The two simplest strategies to minimize Uncle Sam’s “inheritance” are (dark humor alert) (1) to die in 2010, when the ceiling on estate taxes disappears for a single year if current laws remain, or (2) to pay an estate-planning attorney to compose a very detailed will controlling the dispersal of your assets over time to avoid the IRS’s wrath. Beyond that, more complex, specialized trusts such as family or credit shelter/bypass trusts, irrevocable life insurance trusts, and grantor-retained interest trusts can best perform tax gymnastics. For this article, we’ll stick with the more common living trusts.
What a trust really does
Like a safety deposit box, an IRA, or a piggy bank, a trust is simply a parking spot for your life’s riches. A revocable living trust is established while you’re alive and holds all assets in which a beneficiary is not named. After you move your assets into it, things pretty much proceed as normal. Although the trust is the legal owner of your bounty, if it’s a revocable living trust, the trustee (typically you) still calls all the money-management shots, and the beneficiary (you again) is free to live off the trust’s largesse. There are two main benefits of a living trust:
1. No probate: Complete privacy is something that even the best-written will cannot provide. Since assets placed in a trust are not subject to probate, your estate is spared a very public and often lengthy court proceeding. The trust acts like a bouncer that turns away rubbernecking neighbors, court employees, and blacklisted heirs trying to hop the velvet rope. Avoiding probate can save your family a mint, as settlement costs alone can gobble up 5% or more of an estate’s gross value.
2. Smooth passage of assets: A living trust was a godsend for one Fool. After her father passed away, his portion of the family assets moved into the trust, as stipulated in his will. Probate was brief, and there was no hassle of retitling assets or transferring accounts. Her mother sold her house with ease because she didn’t have to get court supervision of the liquidation. This was a far cry from the ordeal after our Fool’s grandfather died. He had only a simple will, and all of the family assets were in his name. Although he had named his wife the beneficiary, she was frozen out of all the money until almost a year later, when the probate process was finally complete.

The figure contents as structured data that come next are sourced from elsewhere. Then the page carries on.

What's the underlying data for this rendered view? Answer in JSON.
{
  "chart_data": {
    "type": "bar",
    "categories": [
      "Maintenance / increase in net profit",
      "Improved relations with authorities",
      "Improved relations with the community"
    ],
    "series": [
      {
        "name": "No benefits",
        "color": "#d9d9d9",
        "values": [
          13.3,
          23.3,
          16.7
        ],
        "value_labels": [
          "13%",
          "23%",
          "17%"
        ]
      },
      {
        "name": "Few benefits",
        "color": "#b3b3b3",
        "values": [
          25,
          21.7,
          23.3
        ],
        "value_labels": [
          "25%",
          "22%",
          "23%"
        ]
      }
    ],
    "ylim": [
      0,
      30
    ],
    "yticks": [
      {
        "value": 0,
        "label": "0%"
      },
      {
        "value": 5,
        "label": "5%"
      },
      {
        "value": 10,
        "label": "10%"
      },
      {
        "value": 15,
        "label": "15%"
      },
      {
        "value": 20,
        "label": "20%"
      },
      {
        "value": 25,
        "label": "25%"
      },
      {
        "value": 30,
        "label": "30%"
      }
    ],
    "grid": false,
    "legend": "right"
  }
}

Like a living trust, a testamentary trust helps you retain control of how your assets are dispersed. When you make your final earthly transaction (our condolences), assets move into the trust as specified in your will. However, since the will directs your assets, your estate will still go through probate, but it will be a much shorter version of the process.
Test your trustworthiness
Complex finances, control-freak tendencies, fondness for your estate lawyer’s waiting-room coffee, and an aversion to probate court are all valid reasons for establishing a testamentary or living trust. Other key factors to mull over:
- Are your state’s probate laws particularly arduous? (Find your state court’s website.)
- Will you be leaving a fortune to your heirs — an amount north of $2 million in gross assets, including real estate, gold doubloons, and other valuables?
- Will your heirs pay inheritance taxes if they claim all of their winnings at once instead of cashing in on tax-free portions over time?
- Do you want to orchestrate post-mortem, long-term payouts to disabled relatives, secret loves, charities, and your Maltese lapdog?
- Do you want to insulate your heirs’ inheritance from lawsuits, future divorces, or spendaholic relapses?
- Would you prefer a trustee to manage the money you leave behind?
One last reminder: As dreamy as a living trust might sound, remember that a well-executed will can steer your estate around many of these events.